Circuit-QED based spectroscopies of quantum impurities

Quantum impurity problems describe a localized quantum system with a few degrees of freedom (the impurity), that is non-perturbatively coupled to a large system (the bath). These impurities can exist in many different forms in solid-state materials and nanostructures, such as charged  [1] or magnetic impurities [2], while the bath is typically constituted by a Fermi sea. However, understanding the quantum dynamics and the entanglement properties of these many-body electronic systems remains a tremendous challenge, both experimentally and theoretically.

The main underlying reason to this complexity lies in the presence of entanglement between the impurity and many modes of the bath that extend on a wide energy range, which prevents a brute force diagonalization of the full problem. In addition, in metallic devices such as artificial quantum dots, it has proved difficult experimentally to resolve or address electronic bath modes individually, due to internal losses of metallic islands.

Our approach consists in coupling a superconducting artificial atom (namely a transmon qubit) to a meta-material made of thousands of SQUIDs [3,4,5]. The latter sustains many photonic modes and shows characteristic impedance close to the quantum of resistance. We succeeded in performing the full spectroscopy of the impurity plus bath system, which revealed strong hybridization of the transmon qubit with as many as ten modes of the bath. In this coupling regime, the common techniques used in circuit-QED (rotating wave approximation, exact diagonalization...) break down.
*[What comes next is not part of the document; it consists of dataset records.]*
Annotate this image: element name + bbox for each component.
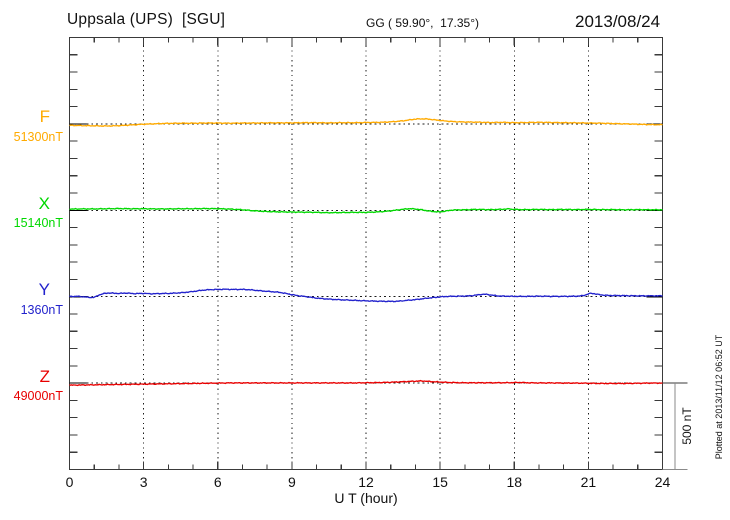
plot-frame	[68, 36, 664, 471]
trace-Z	[69, 379, 663, 387]
trace-F	[69, 117, 663, 127]
series-name-Z: Z	[39, 366, 50, 386]
series-name-X: X	[38, 193, 50, 213]
series-baseline-Y: 1360nT	[20, 302, 63, 317]
x-tick-label-21: 21	[580, 474, 597, 490]
station-title: Uppsala (UPS) [SGU]	[67, 11, 226, 28]
series-baseline-Z: 49000nT	[13, 389, 63, 404]
trace-Y	[69, 288, 663, 303]
x-tick-label-24: 24	[654, 474, 671, 490]
x-tick-label-0: 0	[65, 474, 74, 490]
record-date: 2013/08/24	[575, 12, 661, 31]
x-tick-label-9: 9	[287, 474, 296, 490]
x-tick-label-12: 12	[358, 474, 374, 490]
x-tick-label-6: 6	[213, 474, 222, 490]
series-baseline-F: 51300nT	[13, 129, 63, 144]
series-name-F: F	[39, 107, 50, 127]
x-axis-title: U T (hour)	[334, 490, 398, 506]
series-baseline-X: 15140nT	[13, 216, 63, 231]
x-tick-label-15: 15	[432, 474, 448, 490]
scale-bar-label: 500 nT	[680, 407, 694, 445]
trace-X	[69, 207, 663, 214]
x-tick-label-3: 3	[139, 474, 148, 490]
plot-timestamp: Plotted at 2013/11/12 06:52 UT	[714, 334, 724, 460]
x-tick-label-18: 18	[506, 474, 523, 490]
geographic-coordinates: GG ( 59.90°, 17.35°)	[366, 16, 479, 30]
series-name-Y: Y	[38, 280, 50, 300]
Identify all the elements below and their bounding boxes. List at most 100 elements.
To describe quantitatively our experimental data, we had to borrow a tool usually reserved to strongly interacting systems: the Self-Consistent Harmonic Approximation [6]. In the future, we plan to use this circuit to perform non-linear quantum optics experiments with a many-body system [4,7].
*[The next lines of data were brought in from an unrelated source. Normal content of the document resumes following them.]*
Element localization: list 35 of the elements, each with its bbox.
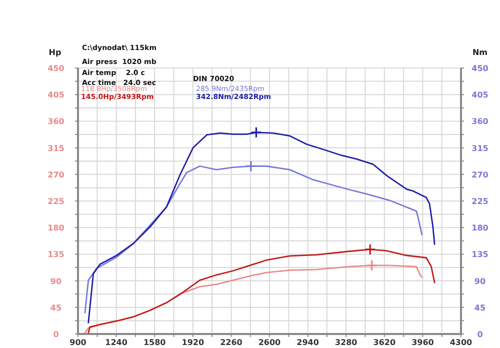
x-tick-label: 3960 (412, 338, 434, 347)
y-tick-label: 315 (48, 144, 65, 153)
x-tick-label: 1240 (105, 338, 128, 347)
y2-tick-label: 45 (474, 303, 486, 312)
y2-tick-label: 315 (472, 144, 489, 153)
y-tick-label: 450 (48, 64, 65, 73)
y-tick-label: 45 (50, 303, 62, 312)
y2-tick-label: 360 (472, 117, 489, 126)
x-tick-label: 3280 (334, 338, 358, 347)
x-tick-label: 900 (70, 338, 87, 347)
y2-tick-label: 135 (472, 250, 489, 260)
y-tick-label: 180 (48, 224, 65, 233)
y2-tick-label: 405 (472, 90, 489, 100)
y-tick-label: 270 (48, 170, 65, 180)
x-tick-label: 2600 (258, 338, 282, 347)
x-tick-label: 2260 (220, 338, 243, 347)
y2-tick-label: 90 (474, 276, 486, 286)
y2-tick-label: 225 (472, 197, 489, 206)
y-axis-title: Hp (48, 48, 62, 57)
y2-tick-label: 180 (472, 224, 489, 233)
y2-tick-label: 450 (472, 64, 489, 73)
x-tick-label: 4300 (450, 338, 473, 347)
y-tick-label: 225 (48, 197, 65, 206)
y-tick-label: 360 (48, 117, 65, 126)
y2-tick-label: 270 (472, 170, 489, 180)
x-tick-label: 2940 (296, 338, 320, 347)
y-tick-label: 135 (48, 250, 65, 260)
x-tick-label: 1920 (182, 338, 204, 347)
y2-axis-title: Nm (472, 48, 488, 57)
x-tick-label: 1580 (143, 338, 166, 347)
y2-tick-label: 0 (477, 330, 484, 339)
y-tick-label: 0 (53, 330, 60, 339)
x-tick-label: 3620 (373, 338, 396, 347)
y-tick-label: 90 (50, 276, 62, 286)
y-tick-label: 405 (48, 90, 65, 100)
[1]     P. W. Anderson, Phys. Rev. Lett. 18, 1049 (1967)
[2]     J. Kondo, Prog. Theor. Phys. 32, 37 (1964).
[3]     K. Le Hur, Phys. Rev. B 85, 140506(R) (2012).
[4]     M. Goldstein et al., Phys. Rev. Lett. 110, 017002 (2013).
[5]     I. Snyman and S. Florens, Phys. Rev. B 92, 085131 (2015).
[6]     T. Giamarchi, ``Quantum physics in one dimension'' (Oxford 2003).
[7]     N. Gheeraert et al., in preparation.